Die "Mini-Ausgabe" von "I Giardino Armonico"

von Rainer Aschemeier  •  9. Dezember 2012
Katalog-Nr.: pmr 0026 / EAN: 9120040730932

Die Bratsche war seit ihrer Entstehung bis in die Zeit der Romantik stets das Stiefkind der Streichinstrumentenfamilie. Eigentlich ist sie das bis heute geblieben. Nur selten einmal taucht heute die Bratsche als Soloinstrument auf, und dies noch seltener ohne jegliche weitere Instrumentalbegleitung.

Die vorliegende CD gibt also Rätsel auf: Sollte ausgerechnet Georg Philipp Telemann, der große deutsche Barockmeister, anhand der hier zu hörenden 12 Fantasien mit der Tradition seiner Zeit gebrochen haben und hier die große Ausnahme vorgelegt haben – Werke für Solo-Viola aus dem Barockzeitalter?

Ein Blick ins Telemann-Werkverzeichnis schafft schnell Klarheit – und Ernüchterung: Nein, auch Herr Telemann hatte nicht primär die Bratsche im Sinn, als er seine zwölf, jeweils dreisätzigen Fantasien schrieb, die wir hier in einer Neueinspielung des Wiener Labels „Paladino“ präsentiert bekommen.
Seine Fantasien schrieb er – natürlich – für die Violine und fügt sich somit durchaus in die Tradition seiner Zeit.

Trotzdem hören wir hier die Viola als Soloinstrument, und somit werden die Rätsel nicht weniger: Warum erfährt der Käufer dieser CD mit keinem Wort (zum Beispiel im Booklet), dass es sich hierbei um Bearbeitungen handeln muss (von TWV40 gibt es zum Beispiel auch Bearbeitungen für Viola da Gamba). Warum erfahren wir hier auch nichts darüber, von wessen Hand diese Bearbeitungen stammen?
Fragen über Fragen, deren Beantwortung uns Label und Künstler schuldig bleiben.

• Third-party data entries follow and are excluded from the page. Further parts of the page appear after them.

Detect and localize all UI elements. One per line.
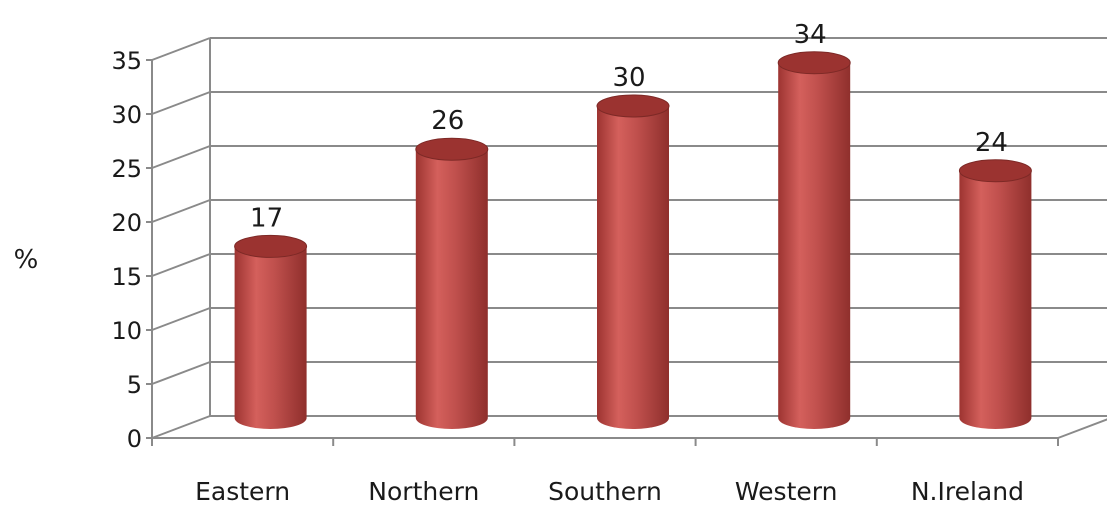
label-layer: 0 5 10 15 20 25 30 35 17 Eastern 26 Northern 30 South… (111, 20, 1024, 506)
bar-top (415, 137, 489, 161)
y-tick-label: 10 (111, 317, 142, 345)
gridline-side-30 (151, 91, 211, 115)
bar-top (958, 159, 1032, 183)
axis-layer (146, 38, 1107, 446)
y-tick-label: 30 (111, 101, 142, 129)
gridline-side-0 (151, 415, 211, 439)
floor-right-edge (1057, 418, 1107, 439)
bar-western (777, 51, 851, 430)
bar-top (777, 51, 851, 75)
data-label: 17 (250, 203, 283, 233)
bar-body (959, 170, 1032, 430)
y-tick-label: 25 (111, 155, 142, 183)
gridline-side-10 (151, 307, 211, 331)
data-label: 26 (431, 106, 464, 136)
y-axis-label: % (14, 245, 39, 275)
x-tick-label: Western (735, 477, 838, 506)
bar-body (778, 62, 851, 430)
bar-southern (596, 94, 670, 429)
y-tick-label: 0 (127, 425, 142, 453)
bar-layer (234, 51, 1032, 430)
bar-northern (415, 137, 489, 429)
gridline-side-20 (151, 199, 211, 223)
bar-top (596, 94, 670, 118)
gridline-side-5 (151, 361, 211, 385)
y-tick-label: 20 (111, 209, 142, 237)
y-tick-label: 15 (111, 263, 142, 291)
y-tick-label: 5 (127, 371, 142, 399)
bar-eastern (234, 234, 308, 429)
x-tick-label: Northern (368, 477, 479, 506)
bar-nireland (958, 159, 1032, 430)
data-label: 30 (612, 63, 645, 93)
data-label: 24 (975, 128, 1008, 158)
bar-body (234, 246, 307, 429)
bar-body (597, 106, 669, 429)
gridline-side-25 (151, 145, 211, 169)
x-tick-label: N.Ireland (911, 477, 1024, 506)
y-tick-label: 35 (111, 47, 142, 75)
x-tick-label: Southern (548, 477, 662, 506)
gridline-side-15 (151, 253, 211, 277)
bar-top (234, 234, 308, 258)
gridline-side-35 (151, 37, 211, 61)
bar-body (415, 149, 488, 429)
x-tick-label: Eastern (195, 477, 290, 506)
data-label: 34 (794, 20, 827, 50)
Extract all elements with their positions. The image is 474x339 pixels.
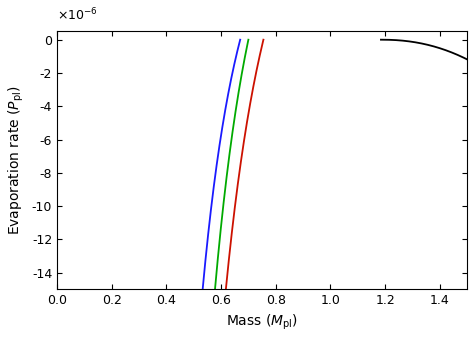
X-axis label: Mass ($M_\mathrm{pl}$): Mass ($M_\mathrm{pl}$) bbox=[226, 313, 298, 332]
Y-axis label: Evaporation rate ($P_\mathrm{pl}$): Evaporation rate ($P_\mathrm{pl}$) bbox=[7, 85, 26, 235]
Text: $\times10^{-6}$: $\times10^{-6}$ bbox=[57, 7, 98, 24]
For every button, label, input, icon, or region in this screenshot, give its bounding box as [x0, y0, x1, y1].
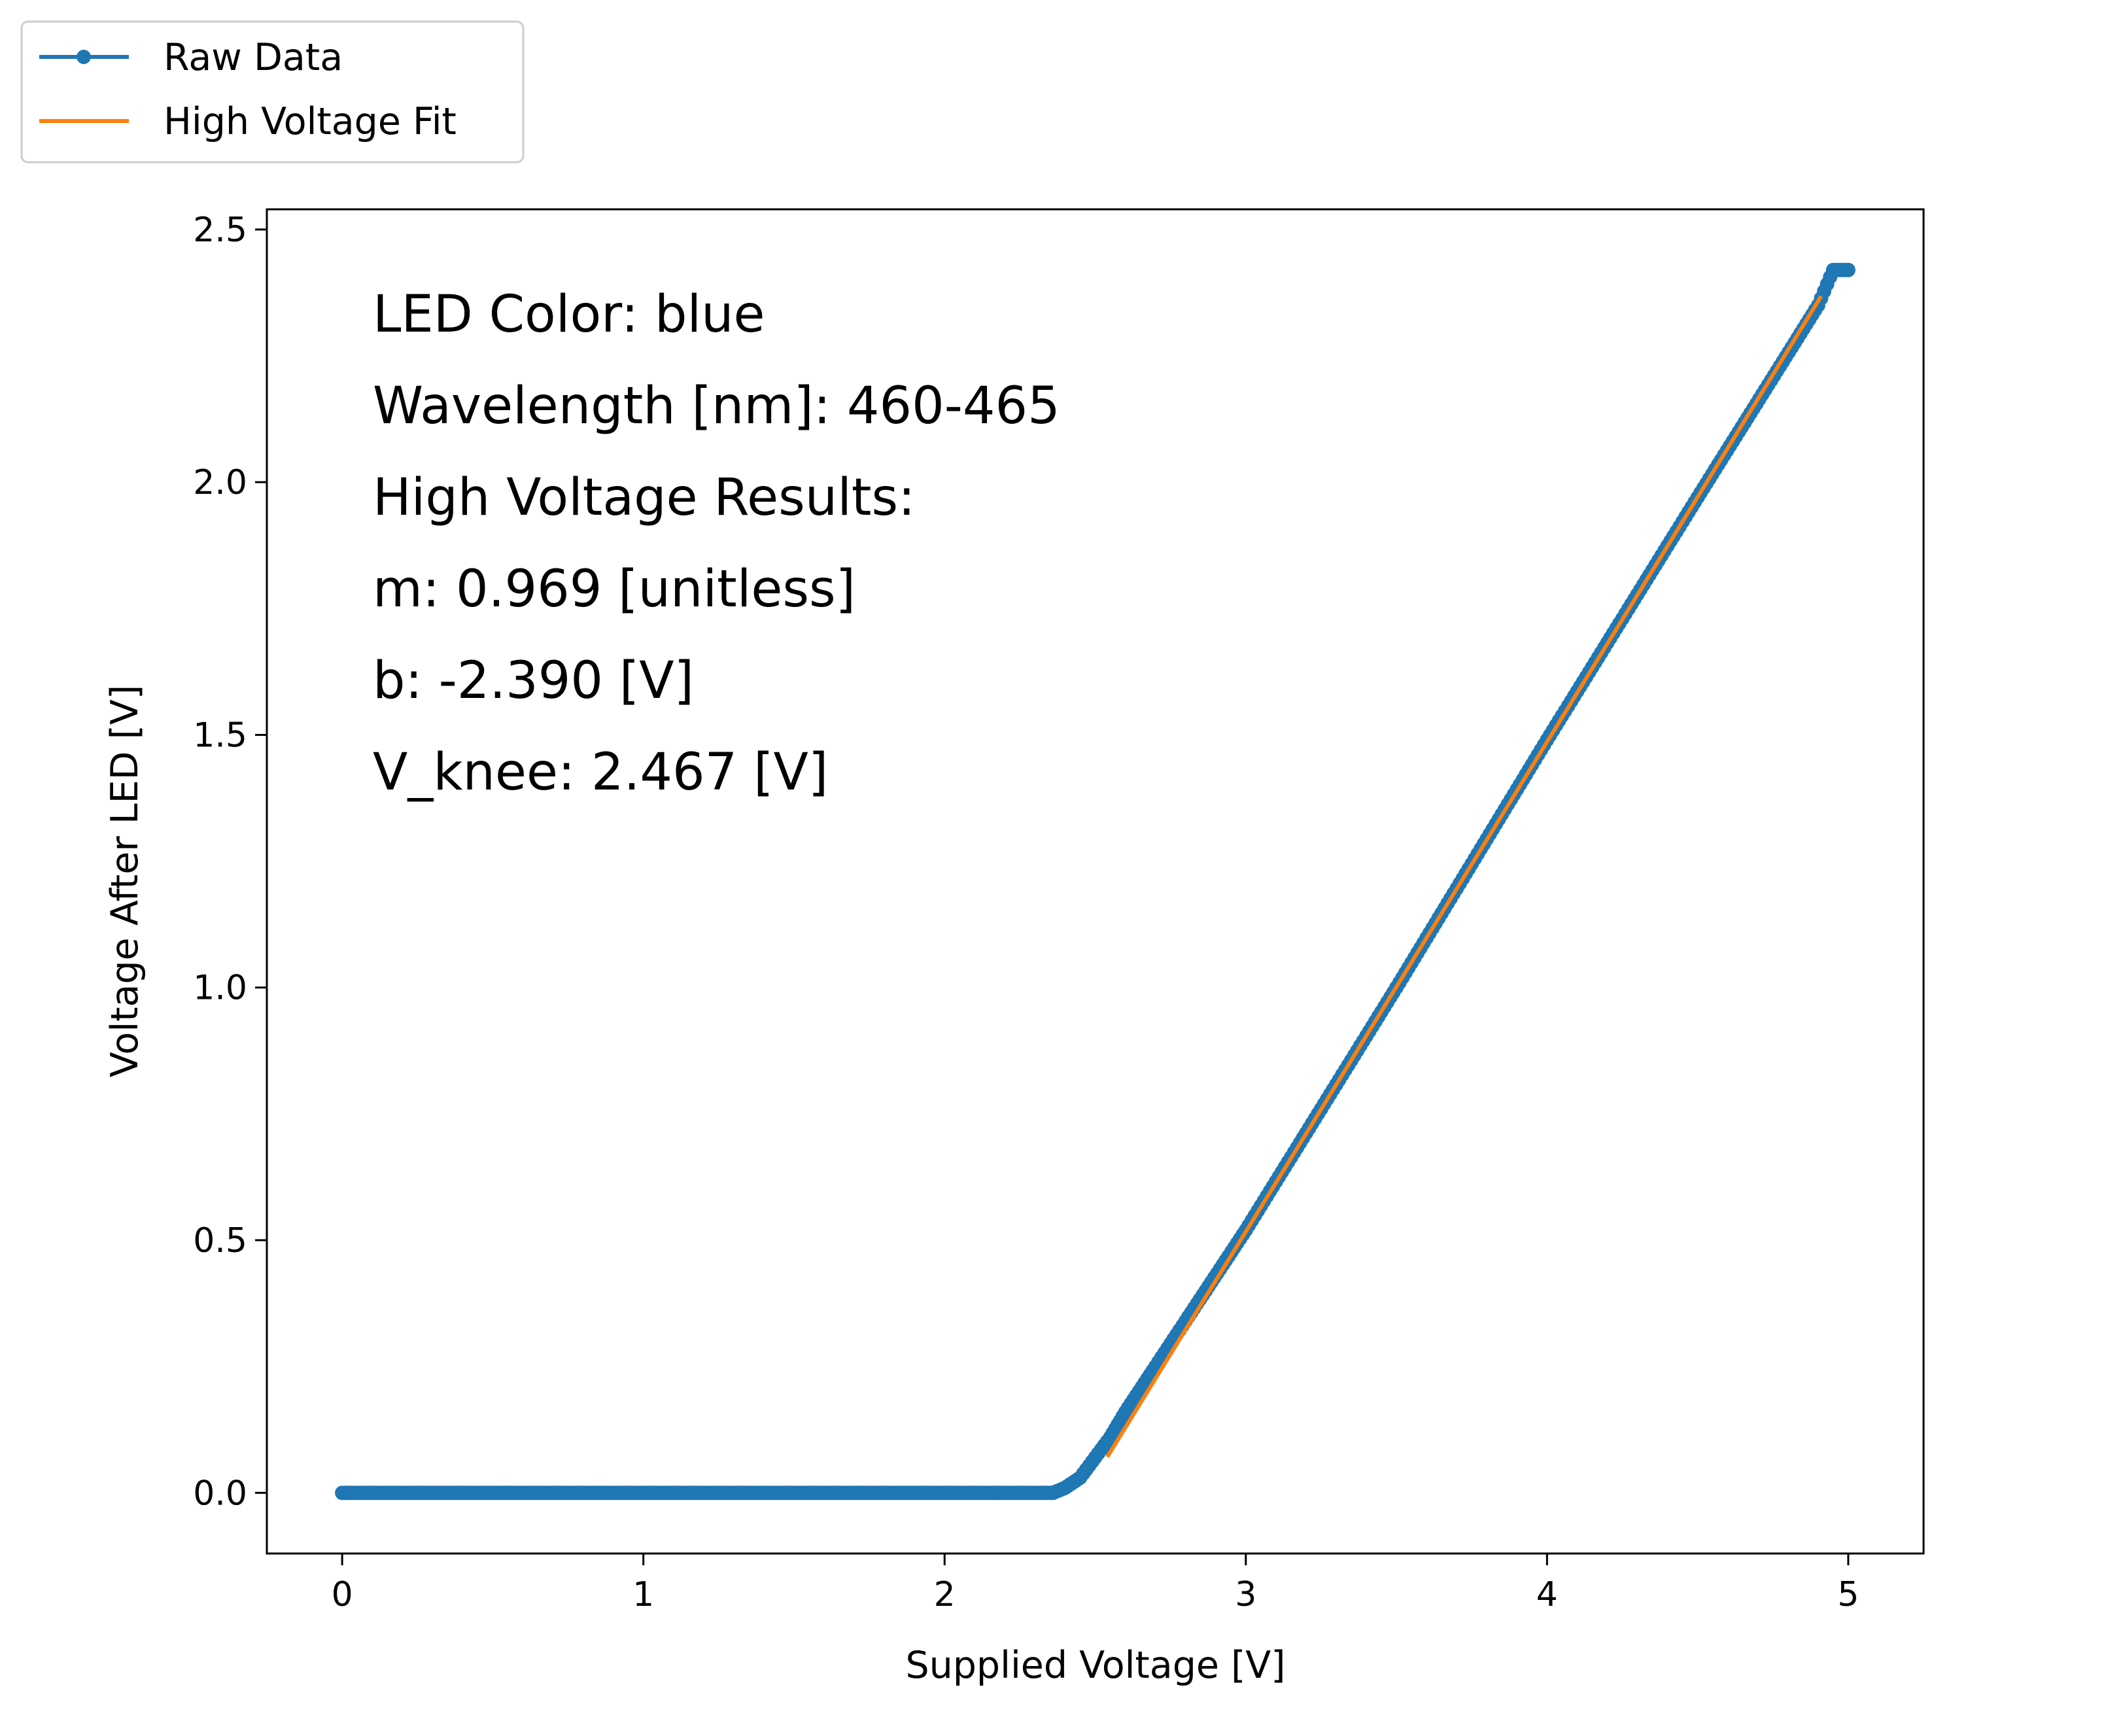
annotation-line: b: -2.390 [V]: [373, 651, 694, 710]
x-axis-label: Supplied Voltage [V]: [905, 1644, 1285, 1687]
x-tick-label: 4: [1536, 1575, 1558, 1614]
legend-label-high-voltage-fit: High Voltage Fit: [164, 100, 457, 143]
x-tick-label: 3: [1235, 1575, 1256, 1614]
annotation-line: High Voltage Results:: [373, 468, 915, 527]
y-axis-label: Voltage After LED [V]: [103, 685, 147, 1077]
plot-frame: [266, 208, 1925, 1555]
legend-box: [20, 20, 525, 164]
legend-label-raw-data: Raw Data: [164, 36, 343, 79]
annotation-line: LED Color: blue: [373, 285, 765, 344]
y-tick-label: 0.0: [193, 1474, 247, 1513]
annotation-line: V_knee: 2.467 [V]: [373, 743, 828, 802]
y-tick-label: 0.5: [193, 1221, 247, 1260]
raw-data-point: [1840, 262, 1856, 277]
y-tick-label: 2.0: [193, 463, 247, 502]
high-voltage-fit-line: [1105, 295, 1823, 1459]
raw-data-line: [342, 268, 1848, 1495]
legend-marker-raw-data: [77, 50, 91, 64]
x-tick-label: 5: [1837, 1575, 1859, 1614]
y-tick-label: 1.0: [193, 969, 247, 1008]
ticks-layer: 0 1 2 3 4 5 0.0 0.5 1.0 1.5 2.0 2.5: [193, 211, 1859, 1614]
y-tick-label: 1.5: [193, 716, 247, 755]
annotation-line: Wavelength [nm]: 460-465: [373, 377, 1060, 436]
raw-data-markers: [335, 262, 1856, 1501]
annotation-block: LED Color: blue Wavelength [nm]: 460-465…: [373, 285, 1060, 802]
x-tick-label: 2: [934, 1575, 956, 1614]
legend: Raw Data High Voltage Fit: [20, 20, 525, 164]
annotation-line: m: 0.969 [unitless]: [373, 560, 855, 619]
x-tick-label: 1: [632, 1575, 654, 1614]
x-tick-label: 0: [332, 1575, 353, 1614]
series-layer: [335, 262, 1856, 1501]
y-tick-label: 2.5: [193, 211, 247, 250]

Letzterer heißt Firmian Lermer, wurde 1968 geboren und besuchte unter anderem Meisterklassen von Yuri Bashmet, Kim Kashkashian und sogar Segiu Celibidache. Als Bratschist des Scaramouche-Quartetts ist er auch regelmäßig mit größer besetzter Kammermusik zu hören.
Er hat den, sehr interessanten, Booklet-Text zu dieser CD selbst geschrieben und schlug dabei einen gut lesbaren, informativen Duktus an. Da wäre ja vielleicht noch ein Satz zum Thema „Umarbeitung für Bratsche“ drin gewesen…

Im Gegensatz zu der Einspielung Ori Kams auf Berlin Classics, der die hier zu hörenden Werke ebenfalls in einer Fassung für Bratsche spielte und dabei sehr „brav“ und akademisch klang, nimmt Lermer Telemanns Fantasien sehr emotional, zuweilen sogar etwas „ruppig“. Er liegt damit ganz im Trend der historischen Aufführungspraxis und erinnert mich an eine „Mini-Ausgabe“ des prägnanten Sounds von Ensembles wie zum Beispiel „Il Giardino Armonico“.
Nicht immer geht das ohne Verluste einher, wie man zum Beispiel am rhythmisch etwas wackelig eingespielten Presto der Fantasie Nr. 3 oder dem ebenfalls wackeligen Presto der Fantasie Nr. 5 hören kann, aber auch anhand weiterer Stellen auf dieser CD.
Trotzdem vermittelt Lermer etwas, das Ori Kam nicht so recht zu rüberzubringen vermochte: Die Lebendigkeit und das Atmen dieser Musik, die an ihren Solisten im Übrigen – man muss es wahrscheinlich nicht extra erwähnen – sehr sehr hohe spieltechnische Anforderungen stellt. Das dann noch auf der Bratsche zu verwirklichen, ist schon ein sehr ambitioniertes Unterfangen, und Lermer meistert es souverän.
Ob man nun zur blitzsauberen Ori Kam-Aufnahme greifen möchte oder zu der insgesamt lebendigeren, aber auch etwas weniger präzisen von Firmian Lermer ist nun die Qual der Wahl für alle, die an Telemanns Fantasien in der Bearbeitung für Bratsche interessiert sind.

Der Aufnahmeklang ist indes nicht als schlecht zu bezeichnen und ist ungemein durchhörbar und klar. Er klingt dabei jedoch primär nach leerer Kammer mit Steinfußboden – und allein das besagt schon, dass der Tonmeister es hier mit dem (in diesem Fall nicht sehr attraktiven) Raumklang vielleicht etwas zu gut gemeint hat.